AI&DHI Innovation Spotlight: Building Effective and Reliable Digital Health Intervention Systems to Improve Mental Health and Well-being
This month’s AI&DHI Innovation Spotlight focuses on work led by Dr. Zhenke Wu, Associate Professor of Biostatistics in the School of Public Health.
With AI&DHI’s support, Dr. Wu’s team is building reliable and effective digital intervention systems aimed at supporting the mental health of medical interns—a group particularly vulnerable to stress and burnout.
Regular physical activity and quality sleep are key to reducing the risk of conditions such as cardiovascular disease, obesity and depression. Yet, statistics show that only a quarter of adults in the United States are getting the recommended level of physical activity, and many are struggling to achieve healthy sleep. This is especially true for physicians in medical internships. These demanding training programs often leave physicians exhausted and with little time for traditional mental health support. Complementarily, among patients seeking mental health care, the problem is worsened by long wait times for mental health services.
To tackle these challenges, Dr. Wu’s team is leveraging recent breakthroughs in wearable devices and smartphones. These digital tools can deliver low-burden, personalized mental health interventions right at users’ fingertips, enabling them to provide support that’s both immediate and tailored to a person’s individual needs.
“By combining clinical expertise with digital technology and AI, we are setting the stage for smarter, more personalized care.”
Associate Professor, Biostatistics
School of Public Health
Over the course of a seven-year collaboration with the Intern Health Study—an NIH-funded longitudinal cohort study that assesses stress and mood in medical interns at institutions around the US and China—Dr. Wu’s team has engaged more than 10,000 new physicians in micro-randomized trials since July 2018, testing the effectiveness and timing of smartphone-delivered interventions such as physical activity prompts and mood tracking. Notably, they introduced gamified elements—like team-based competitions—to improve App and intervention engagement. They are also working within a larger cross-disciplinary team to deploy advanced AI methods, such as reinforcement learning (RL), to personalize support based on real-time behavioral and physiological data. The team envisions their next steps will be to deploy, monitor, evaluate, and improve these algorithms in practice by leveraging the critical resources and talents in the digital health space at Michigan, notably at AI&DHI and the Depression Center.
“The development of RL methods to use real-time behavioral and physiological data for optimizing mental and behavioral health treatments represents an initial step towards a broader application of machine learning in healthcare settings, aiming to inspire wider adoption, monitoring, and evaluation of such innovative approaches,” said Dr. Wu. "By combining clinical expertise with digital technology and AI, we are setting the stage for smarter, more personalized care.”
How AI&DHI Supported This Work
AI&DHI facilitated the long-term collaboration between Dr. Wu’s lab and the Intern Health Study team, enabling them to conduct methodological research in causal inference and reinforcement learning aimed at improving mental health and well-being. The findings from this work are now actively being used to inform new intervention designs and implementations for future cohorts as well as for other ongoing digital health intervention studies. Additionally, this work facilitated the training and professional development of two Biostatistics PhD students and has also laid the groundwork for a larger grant proposal focused on designing and implementing digital mental health intervention systems using reinforcement learning.
Relevant Publications
NeCamp T, Sen S, Frank E, Walton M, Ionides E, Fang Y, Tewari A, Wu Z (2020).
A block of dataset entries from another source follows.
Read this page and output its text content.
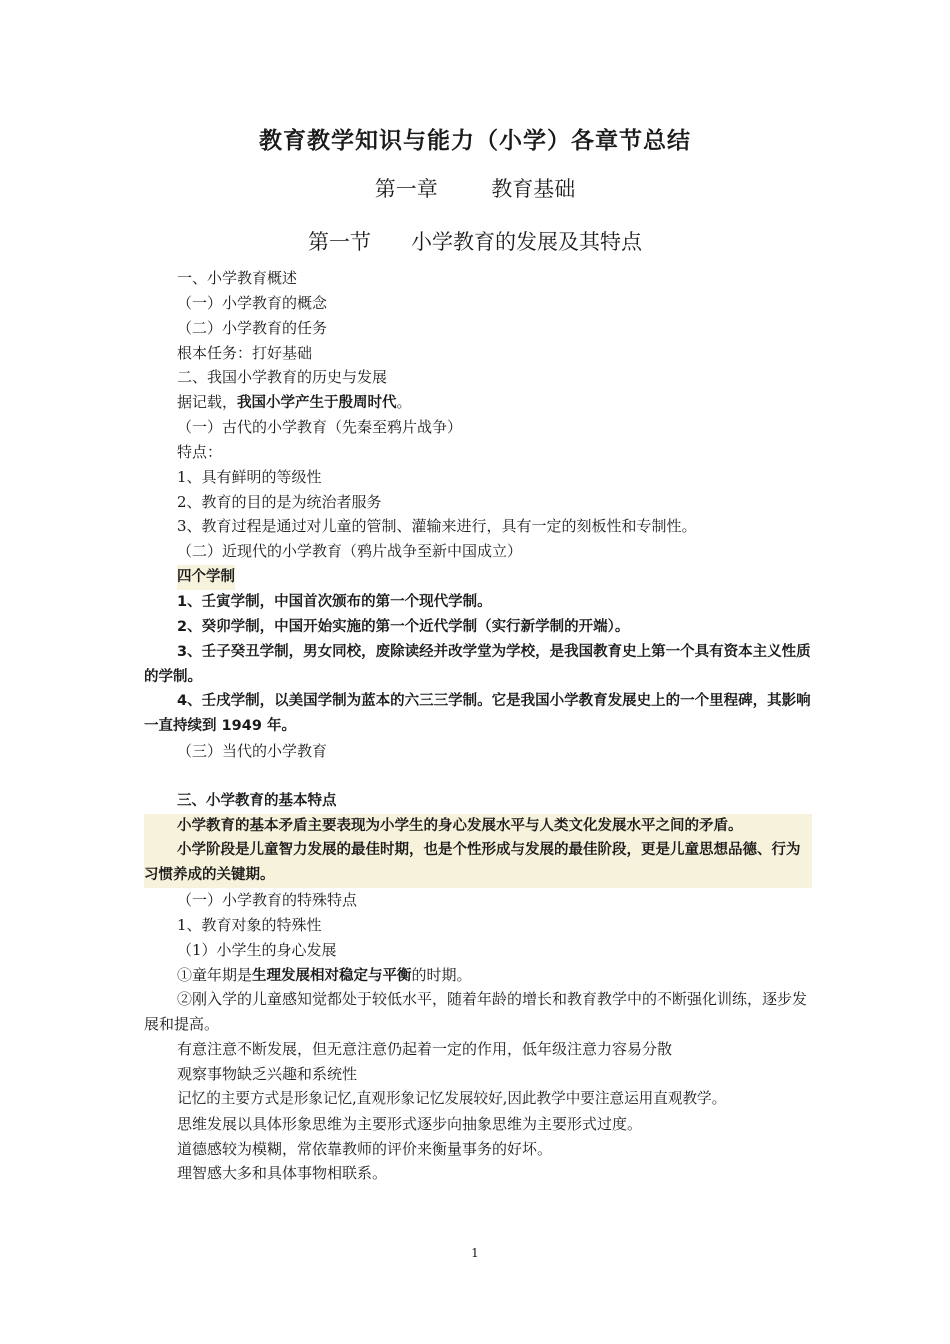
教育教学知识与能力（小学）各章节总结
第一章        教育基础
第一节      小学教育的发展及其特点
一、小学教育概述
（一）小学教育的概念
（二）小学教育的任务
根本任务：打好基础
二、我国小学教育的历史与发展
据记载，我国小学产生于殷周时代。
（一）古代的小学教育（先秦至鸦片战争）
特点：
1、具有鲜明的等级性
2、教育的目的是为统治者服务
3、教育过程是通过对儿童的管制、灌输来进行，具有一定的刻板性和专制性。
（二）近现代的小学教育（鸦片战争至新中国成立）
四个学制
1、壬寅学制，中国首次颁布的第一个现代学制。
2、癸卯学制，中国开始实施的第一个近代学制（实行新学制的开端）。
3、壬子癸丑学制，男女同校，废除读经并改学堂为学校，是我国教育史上第一个具有资本主义性质的学制。
4、壬戌学制，以美国学制为蓝本的六三三学制。它是我国小学教育发展史上的一个里程碑，其影响一直持续到 1949 年。
（三）当代的小学教育
三、小学教育的基本特点
小学教育的基本矛盾主要表现为小学生的身心发展水平与人类文化发展水平之间的矛盾。
小学阶段是儿童智力发展的最佳时期，也是个性形成与发展的最佳阶段，更是儿童思想品德、行为习惯养成的关键期。
（一）小学教育的特殊特点
1、教育对象的特殊性
（1）小学生的身心发展
①童年期是生理发展相对稳定与平衡的时期。
②刚入学的儿童感知觉都处于较低水平，随着年龄的增长和教育教学中的不断强化训练，逐步发展和提高。
有意注意不断发展，但无意注意仍起着一定的作用，低年级注意力容易分散
观察事物缺乏兴趣和系统性
记忆的主要方式是形象记忆,直观形象记忆发展较好,因此教学中要注意运用直观教学。
思维发展以具体形象思维为主要形式逐步向抽象思维为主要形式过度。
道德感较为模糊，常依靠教师的评价来衡量事务的好坏。
理智感大多和具体事物相联系。
1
Assessing real-time moderation for developing adaptive mobile health interventions for medical interns: micro-randomized trial. Journal of Medical Internet Research (JMIR) 22(3): e15033. doi: 10.2196/15033. PMID: 32229469
Wang J, Fang Y, Frank E, Walton MA, Burmester M, Tewari A, Dempsey W, NeCamp T, Sen S, Wu Z (2023). Effectiveness of gamified competition in the context of mHealth intervention for medical interns: a micro-randomized trial. npj Digital Medicine. doi:10.1038/s41746-022-00715-5
Wang J, Shi C, Wu Z (2023). A Robust Test for the Stationarity Assumption in Sequential Decision Making. 40th International Conference on Machine Learning (ICML).
Li M, Shi C, Wu Z, Fryzlewicz P (2025). Testing stationarity and change point detection in reinforcement learning. Annals of Statistics. 53(3): 1230-1256.